United States v. Catul

U.S. Court of Appeals for the Second Circuit
United States v. Catul, 687 F. App'x 44 (2d Cir. 2017)

United States v. Catul

Opinion

SUMMARY ORDER

Defendant-Appellant Jean Claude Catul appeals from two final judgments entered by the district court (Irizarry, J.) on May 16, 2016, the first sentencing him principally to- 72 months’ imprisonment for wire fraud and aggravated identity theft, and the second sentencing him to 36 months’ imprisonment to run consecutively for a violation of supervised release. In sum, the district court sentenced Catul to 108 months’ imprisonment, a term of imprisonment 42 months above the top of Catul’s combined Guidelines ranges. Catul challenges his above-Guidelines sentence as procedurally and substantively unreasonable, contending that the district- court erred by imposing an above-Guidelines sentence solely on the basis of Catul’s criminal history when that criminal history was already accounted for in Catul’s Guidelines ranges. We assume the parties’ familiarity with the underlying facts, the procedural history of the case, and the issues on appeal.

*45 ‘We review a sentence for procedural and substantive reasonableness under a ‘deferential abuse-of-discretion standard.’ ” United States v. Thavaraja, 740 F.3d 253, 258 (2d Cir. 2014) (quoting Gall v. United States, 552 U.S. 38, 41, 128 S.Ct. 586, 169 L.Ed.2d 445 (2007)).

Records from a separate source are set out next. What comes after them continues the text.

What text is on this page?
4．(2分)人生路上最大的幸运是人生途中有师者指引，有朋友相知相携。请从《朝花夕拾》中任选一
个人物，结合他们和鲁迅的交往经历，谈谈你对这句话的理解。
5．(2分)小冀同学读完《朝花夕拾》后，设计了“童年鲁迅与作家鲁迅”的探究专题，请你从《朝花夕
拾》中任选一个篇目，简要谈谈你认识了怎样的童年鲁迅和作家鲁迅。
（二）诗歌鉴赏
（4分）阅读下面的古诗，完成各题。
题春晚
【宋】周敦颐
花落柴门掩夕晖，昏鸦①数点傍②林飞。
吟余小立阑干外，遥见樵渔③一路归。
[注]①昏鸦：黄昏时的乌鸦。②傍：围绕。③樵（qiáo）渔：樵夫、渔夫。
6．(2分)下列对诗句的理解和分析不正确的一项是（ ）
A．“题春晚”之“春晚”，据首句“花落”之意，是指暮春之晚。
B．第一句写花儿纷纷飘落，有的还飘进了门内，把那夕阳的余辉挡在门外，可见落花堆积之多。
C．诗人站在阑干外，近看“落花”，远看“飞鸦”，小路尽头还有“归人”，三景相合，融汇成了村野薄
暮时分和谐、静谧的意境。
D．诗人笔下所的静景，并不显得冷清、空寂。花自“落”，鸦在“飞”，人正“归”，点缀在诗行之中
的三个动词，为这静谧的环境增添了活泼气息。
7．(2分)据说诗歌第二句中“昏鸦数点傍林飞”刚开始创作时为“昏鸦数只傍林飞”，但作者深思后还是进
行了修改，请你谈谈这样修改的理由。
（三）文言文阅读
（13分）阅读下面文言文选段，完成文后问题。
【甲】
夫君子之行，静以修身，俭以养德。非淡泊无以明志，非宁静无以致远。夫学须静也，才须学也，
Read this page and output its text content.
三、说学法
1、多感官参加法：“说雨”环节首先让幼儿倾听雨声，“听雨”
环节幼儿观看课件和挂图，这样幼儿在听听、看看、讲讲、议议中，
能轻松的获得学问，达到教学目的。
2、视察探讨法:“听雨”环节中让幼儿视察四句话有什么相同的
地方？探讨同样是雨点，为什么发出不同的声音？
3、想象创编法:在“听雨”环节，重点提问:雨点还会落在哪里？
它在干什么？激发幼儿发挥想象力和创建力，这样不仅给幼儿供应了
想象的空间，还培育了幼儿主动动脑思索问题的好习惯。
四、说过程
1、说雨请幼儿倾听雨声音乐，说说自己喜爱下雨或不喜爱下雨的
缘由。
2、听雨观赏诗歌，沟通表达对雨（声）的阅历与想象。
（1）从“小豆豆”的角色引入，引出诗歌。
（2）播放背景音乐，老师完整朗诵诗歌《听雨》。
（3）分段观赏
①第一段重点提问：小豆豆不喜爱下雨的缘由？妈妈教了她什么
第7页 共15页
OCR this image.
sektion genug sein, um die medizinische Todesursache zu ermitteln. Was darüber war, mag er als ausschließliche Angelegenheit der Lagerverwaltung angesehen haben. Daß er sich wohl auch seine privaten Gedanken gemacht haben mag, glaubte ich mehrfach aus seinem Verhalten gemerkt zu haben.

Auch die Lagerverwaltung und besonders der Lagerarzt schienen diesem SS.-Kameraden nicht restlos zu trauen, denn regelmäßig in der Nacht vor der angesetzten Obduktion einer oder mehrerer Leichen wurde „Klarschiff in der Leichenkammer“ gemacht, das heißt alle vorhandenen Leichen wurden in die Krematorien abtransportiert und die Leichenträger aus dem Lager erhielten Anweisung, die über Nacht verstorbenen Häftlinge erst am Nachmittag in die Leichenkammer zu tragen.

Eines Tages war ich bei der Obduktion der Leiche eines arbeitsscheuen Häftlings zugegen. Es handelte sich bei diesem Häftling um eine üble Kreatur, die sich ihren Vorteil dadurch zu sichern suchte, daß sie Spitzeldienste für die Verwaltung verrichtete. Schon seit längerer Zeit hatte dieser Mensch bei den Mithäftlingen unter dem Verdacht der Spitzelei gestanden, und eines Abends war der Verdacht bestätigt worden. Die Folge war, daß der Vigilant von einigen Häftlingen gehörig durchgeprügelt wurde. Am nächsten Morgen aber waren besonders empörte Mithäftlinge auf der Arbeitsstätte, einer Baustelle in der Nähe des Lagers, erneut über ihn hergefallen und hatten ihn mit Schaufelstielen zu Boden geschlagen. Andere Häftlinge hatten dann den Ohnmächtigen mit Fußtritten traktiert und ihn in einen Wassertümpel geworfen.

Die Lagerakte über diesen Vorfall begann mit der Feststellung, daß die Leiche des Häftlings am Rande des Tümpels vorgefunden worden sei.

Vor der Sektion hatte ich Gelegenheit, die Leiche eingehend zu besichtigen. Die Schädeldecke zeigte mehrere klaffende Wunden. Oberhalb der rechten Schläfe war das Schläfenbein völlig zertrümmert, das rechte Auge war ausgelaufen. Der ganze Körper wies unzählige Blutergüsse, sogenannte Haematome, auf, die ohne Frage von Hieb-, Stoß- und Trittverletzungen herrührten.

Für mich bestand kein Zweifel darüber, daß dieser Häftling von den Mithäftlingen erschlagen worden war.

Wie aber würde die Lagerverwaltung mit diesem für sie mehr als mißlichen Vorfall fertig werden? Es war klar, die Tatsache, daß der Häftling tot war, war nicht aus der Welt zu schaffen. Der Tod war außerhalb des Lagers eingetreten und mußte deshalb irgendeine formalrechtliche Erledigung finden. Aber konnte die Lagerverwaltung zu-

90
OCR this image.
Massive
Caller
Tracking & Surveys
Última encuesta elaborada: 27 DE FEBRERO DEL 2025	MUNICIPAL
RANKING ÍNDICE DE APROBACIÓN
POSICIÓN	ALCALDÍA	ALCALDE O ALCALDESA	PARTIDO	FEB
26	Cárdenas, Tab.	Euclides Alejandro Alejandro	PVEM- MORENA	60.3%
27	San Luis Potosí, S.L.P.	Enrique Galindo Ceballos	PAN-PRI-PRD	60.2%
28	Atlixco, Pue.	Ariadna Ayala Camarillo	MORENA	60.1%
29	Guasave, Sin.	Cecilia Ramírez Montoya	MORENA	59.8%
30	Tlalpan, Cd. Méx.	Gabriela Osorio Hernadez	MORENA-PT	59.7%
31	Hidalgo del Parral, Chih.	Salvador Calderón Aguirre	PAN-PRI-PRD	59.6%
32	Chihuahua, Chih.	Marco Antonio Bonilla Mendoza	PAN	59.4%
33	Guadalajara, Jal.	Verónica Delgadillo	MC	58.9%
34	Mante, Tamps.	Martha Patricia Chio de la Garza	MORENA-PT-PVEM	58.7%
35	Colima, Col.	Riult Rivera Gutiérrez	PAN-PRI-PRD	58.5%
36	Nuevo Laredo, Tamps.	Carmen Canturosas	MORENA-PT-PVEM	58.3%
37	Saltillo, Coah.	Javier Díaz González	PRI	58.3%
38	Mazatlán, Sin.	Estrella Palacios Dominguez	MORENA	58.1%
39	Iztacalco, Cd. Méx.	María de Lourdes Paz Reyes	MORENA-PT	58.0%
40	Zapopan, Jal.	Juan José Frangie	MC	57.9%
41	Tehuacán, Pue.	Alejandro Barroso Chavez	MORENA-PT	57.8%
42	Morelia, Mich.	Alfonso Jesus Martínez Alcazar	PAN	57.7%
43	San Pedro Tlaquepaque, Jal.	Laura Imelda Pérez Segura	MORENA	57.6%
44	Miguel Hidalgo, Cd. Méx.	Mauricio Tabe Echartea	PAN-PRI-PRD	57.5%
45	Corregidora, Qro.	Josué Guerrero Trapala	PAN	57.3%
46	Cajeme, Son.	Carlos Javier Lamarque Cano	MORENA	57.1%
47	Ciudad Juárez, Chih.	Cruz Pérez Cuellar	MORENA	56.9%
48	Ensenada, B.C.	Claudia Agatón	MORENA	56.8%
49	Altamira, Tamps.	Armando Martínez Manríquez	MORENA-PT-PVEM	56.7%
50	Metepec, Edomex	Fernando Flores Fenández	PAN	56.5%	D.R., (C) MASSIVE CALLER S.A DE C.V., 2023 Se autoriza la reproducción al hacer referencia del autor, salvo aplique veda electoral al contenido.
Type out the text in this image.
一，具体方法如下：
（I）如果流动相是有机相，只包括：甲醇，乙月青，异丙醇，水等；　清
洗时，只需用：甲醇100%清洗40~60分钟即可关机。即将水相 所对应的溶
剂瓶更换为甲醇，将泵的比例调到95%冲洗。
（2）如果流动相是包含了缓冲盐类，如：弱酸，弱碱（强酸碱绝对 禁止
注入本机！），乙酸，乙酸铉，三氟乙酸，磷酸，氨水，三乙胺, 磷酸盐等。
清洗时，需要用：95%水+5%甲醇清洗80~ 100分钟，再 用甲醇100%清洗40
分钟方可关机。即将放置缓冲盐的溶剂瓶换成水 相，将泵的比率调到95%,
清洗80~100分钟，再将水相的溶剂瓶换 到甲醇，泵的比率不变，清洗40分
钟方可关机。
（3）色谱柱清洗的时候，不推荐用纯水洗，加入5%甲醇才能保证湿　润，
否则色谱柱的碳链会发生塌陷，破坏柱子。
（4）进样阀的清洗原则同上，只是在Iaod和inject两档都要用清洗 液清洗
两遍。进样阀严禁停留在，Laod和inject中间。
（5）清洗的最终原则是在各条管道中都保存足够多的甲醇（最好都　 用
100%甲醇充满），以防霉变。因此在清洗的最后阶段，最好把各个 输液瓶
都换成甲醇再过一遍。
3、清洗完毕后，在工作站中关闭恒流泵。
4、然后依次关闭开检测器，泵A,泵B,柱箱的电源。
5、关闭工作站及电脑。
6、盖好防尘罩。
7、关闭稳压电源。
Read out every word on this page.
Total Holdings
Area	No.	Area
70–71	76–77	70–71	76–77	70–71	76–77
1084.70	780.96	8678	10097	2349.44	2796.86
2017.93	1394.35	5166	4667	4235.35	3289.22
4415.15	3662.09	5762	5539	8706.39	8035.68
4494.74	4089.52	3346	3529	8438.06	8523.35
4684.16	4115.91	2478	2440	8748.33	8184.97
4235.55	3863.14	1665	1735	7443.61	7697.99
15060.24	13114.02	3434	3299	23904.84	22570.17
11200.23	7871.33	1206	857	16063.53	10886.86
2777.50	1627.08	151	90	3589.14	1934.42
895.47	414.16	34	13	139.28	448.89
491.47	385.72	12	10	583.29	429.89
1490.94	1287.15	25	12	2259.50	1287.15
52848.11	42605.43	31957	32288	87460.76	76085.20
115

Catul’s appeal is based on a mistaken premise. The district court did not base its variance from the Guidelines solely on Ca-tul’s criminal history. Rather, the district court justified its above-Guidelines sentence by reference to the need to deter the defendant and to protect the public from him, as well as to the fact that Catul had exhibited violent tendencies and had received lenient sentences for prior convictions.

Moreover, we have never held that a district court cannot impose an above-Guidelines sentence on the basis of recidivism. Such a rule would be inconsistent with federal sentencing law in the wake of United States v. Booker, 543 U.S. 220, 125 S.Ct. 738, 160 L.Ed.2d 621 (2005), and its progeny, under which it is “emphatically clear that the Guidelines are guidelines— that is, they are truly advisory.” United States v. Cavera, 550 F.3d 180, 189 (2d Cir. 2008) (en banc). While “[t]he Guidelines provide the ‘starting point and the initial benchmark’ for sentencing,” district courts must conduct their “own independent review of the sentencing factors” set forth in 18 U.S.C. § 3553(a) and are “generally free to impose sentences outside the recommended range.” Id. (quoting Gall, 552 U.S. at 49, 128 S.Ct. 586). Indeed, “[a] sentencing judge has very wide latitude to decide the proper degree of punishment for an individual offender and a particular crime.” Id. at 188.

The district court did not exceed that latitude or otherwise err here. It acted within its discretion m imposing an above-Guidelines sentence for the reasons it explained.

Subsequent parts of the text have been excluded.